[rfc-i] ABNF (RFC2234) vs HTTP's augmented BNF syntax (RFC822 + RFC2616)

Bruce Lilly blilly at erols.com
Thu Feb 17 07:20:35 PST 2005


On Tue February 15 2005 14:45, Keith Moore wrote:

> In over 20 years of Internet mail I have never seen a date generated
> that didn't contain white space between the day of the month, 
> name of the month, year, and time.

I have. Unfortunately, the tendency of some developers of
applications using Internet protocols is to take your "I have
never seen..." and assume that such things never happen. And
lo and behold, an interoperabilty incompatibility is born.

> [...] produced by implementations whose creators apparently didn't bother
> to read the specification at all.

There's the problem. To some extent, examples in specifications
may be counterproductive, because of the lazy developer issue.
 
> It's tempting to speculate on why removing LWS and comments during
> lexical analysis is a problem for authors of email readers and not 
> a problem for implementors of programming languages. 

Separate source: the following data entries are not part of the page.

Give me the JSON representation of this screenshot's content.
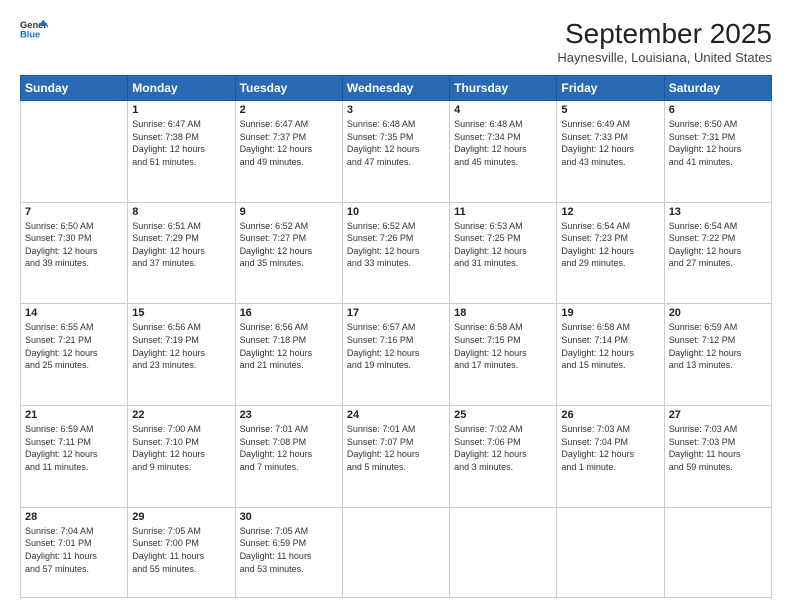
{
  "logo": {
    "line1": "General",
    "line2": "Blue"
  },
  "title": "September 2025",
  "location": "Haynesville, Louisiana, United States",
  "weekdays": [
    "Sunday",
    "Monday",
    "Tuesday",
    "Wednesday",
    "Thursday",
    "Friday",
    "Saturday"
  ],
  "weeks": [
    [
      {
        "day": "",
        "data": ""
      },
      {
        "day": "1",
        "data": "Sunrise: 6:47 AM\nSunset: 7:38 PM\nDaylight: 12 hours\nand 51 minutes."
      },
      {
        "day": "2",
        "data": "Sunrise: 6:47 AM\nSunset: 7:37 PM\nDaylight: 12 hours\nand 49 minutes."
      },
      {
        "day": "3",
        "data": "Sunrise: 6:48 AM\nSunset: 7:35 PM\nDaylight: 12 hours\nand 47 minutes."
      },
      {
        "day": "4",
        "data": "Sunrise: 6:48 AM\nSunset: 7:34 PM\nDaylight: 12 hours\nand 45 minutes."
      },
      {
        "day": "5",
        "data": "Sunrise: 6:49 AM\nSunset: 7:33 PM\nDaylight: 12 hours\nand 43 minutes."
      },
      {
        "day": "6",
        "data": "Sunrise: 6:50 AM\nSunset: 7:31 PM\nDaylight: 12 hours\nand 41 minutes."
      }
    ],
    [
      {
        "day": "7",
        "data": "Sunrise: 6:50 AM\nSunset: 7:30 PM\nDaylight: 12 hours\nand 39 minutes."
      },
      {
        "day": "8",
        "data": "Sunrise: 6:51 AM\nSunset: 7:29 PM\nDaylight: 12 hours\nand 37 minutes."
      },
      {
        "day": "9",
        "data": "Sunrise: 6:52 AM\nSunset: 7:27 PM\nDaylight: 12 hours\nand 35 minutes."
      },
      {
        "day": "10",
        "data": "Sunrise: 6:52 AM\nSunset: 7:26 PM\nDaylight: 12 hours\nand 33 minutes."
      },
      {
        "day": "11",
        "data": "Sunrise: 6:53 AM\nSunset: 7:25 PM\nDaylight: 12 hours\nand 31 minutes."
      },
      {
        "day": "12",
        "data": "Sunrise: 6:54 AM\nSunset: 7:23 PM\nDaylight: 12 hours\nand 29 minutes."
      },
      {
        "day": "13",
        "data": "Sunrise: 6:54 AM\nSunset: 7:22 PM\nDaylight: 12 hours\nand 27 minutes."
      }
    ],
    [
      {
        "day": "14",
        "data": "Sunrise: 6:55 AM\nSunset: 7:21 PM\nDaylight: 12 hours\nand 25 minutes."
      },
      {
        "day": "15",
        "data": "Sunrise: 6:56 AM\nSunset: 7:19 PM\nDaylight: 12 hours\nand 23 minutes."
      },
      {
        "day": "16",
        "data": "Sunrise: 6:56 AM\nSunset: 7:18 PM\nDaylight: 12 hours\nand 21 minutes."
      },
      {
        "day": "17",
        "data": "Sunrise: 6:57 AM\nSunset: 7:16 PM\nDaylight: 12 hours\nand 19 minutes."
      },
      {
        "day": "18",
        "data": "Sunrise: 6:58 AM\nSunset: 7:15 PM\nDaylight: 12 hours\nand 17 minutes."
      },
      {
        "day": "19",
        "data": "Sunrise: 6:58 AM\nSunset: 7:14 PM\nDaylight: 12 hours\nand 15 minutes."
      },
      {
        "day": "20",
        "data": "Sunrise: 6:59 AM\nSunset: 7:12 PM\nDaylight: 12 hours\nand 13 minutes."
      }
    ],
    [
      {
        "day": "21",
        "data": "Sunrise: 6:59 AM\nSunset: 7:11 PM\nDaylight: 12 hours\nand 11 minutes."
      },
      {
        "day": "22",
        "data": "Sunrise: 7:00 AM\nSunset: 7:10 PM\nDaylight: 12 hours\nand 9 minutes."
      },
      {
        "day": "23",
        "data": "Sunrise: 7:01 AM\nSunset: 7:08 PM\nDaylight: 12 hours\nand 7 minutes."
      },
      {
        "day": "24",
        "data": "Sunrise: 7:01 AM\nSunset: 7:07 PM\nDaylight: 12 hours\nand 5 minutes."
      },
      {
        "day": "25",
        "data": "Sunrise: 7:02 AM\nSunset: 7:06 PM\nDaylight: 12 hours\nand 3 minutes."
      },
      {
        "day": "26",
        "data": "Sunrise: 7:03 AM\nSunset: 7:04 PM\nDaylight: 12 hours\nand 1 minute."
      },
      {
        "day": "27",
        "data": "Sunrise: 7:03 AM\nSunset: 7:03 PM\nDaylight: 11 hours\nand 59 minutes."
      }
    ],
    [
      {
        "day": "28",
        "data": "Sunrise: 7:04 AM\nSunset: 7:01 PM\nDaylight: 11 hours\nand 57 minutes."
      },
      {
        "day": "29",
        "data": "Sunrise: 7:05 AM\nSunset: 7:00 PM\nDaylight: 11 hours\nand 55 minutes."
      },
      {
        "day": "30",
        "data": "Sunrise: 7:05 AM\nSunset: 6:59 PM\nDaylight: 11 hours\nand 53 minutes."
      },
      {
        "day": "",
        "data": ""
      },
      {
        "day": "",
        "data": ""
      },
      {
        "day": "",
        "data": ""
      },
      {
        "day": "",
        "data": ""
      }
    ]
  ]
}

I think Dave came pretty close; compiler (etc.) writers writing
for a well-defined language are dealing in their area of expertise.
Application developers may be parsing experts or experts in the
specific problem domain; experts in both areas are rare.  Compounding
the problem is vague definitions which do not lend themselves to
analysis for ambiguities and conflicts, and/or straightforward
translation into a parser.

> The implementation shouldn't be required to separate
> lexical analysis and parsing in the same way as the specification does,
> as long as it produces equivalent results.

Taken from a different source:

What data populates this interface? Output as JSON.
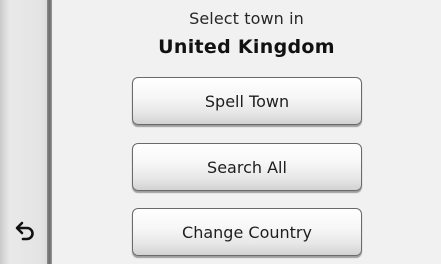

The problem is that a vague specification doesn't specify results
other than vaguely.

> But it makes sense for the 
> specification to separate things in such a way that it's easy to 
> write efficient implementations that obviously conform to the 
> specification.

The easiest way would be to have BNF which is suitable for automatic
generation of a parser; compiler writers solved that problem 3 decades
ago with yacc and related programs.  RFC 2234 ABNF can't easily be
turned into a yacc specification (indeed, as noted in the case of
ANBF ABNF itself, it's not amenable to LR(1) parsing).
 
> 822 had a clean grammar but didn't make the specification between
> lexical analysis and parsing clear, so implementors tended to write
> ad hoc parsers rather than recognizers for the grammar.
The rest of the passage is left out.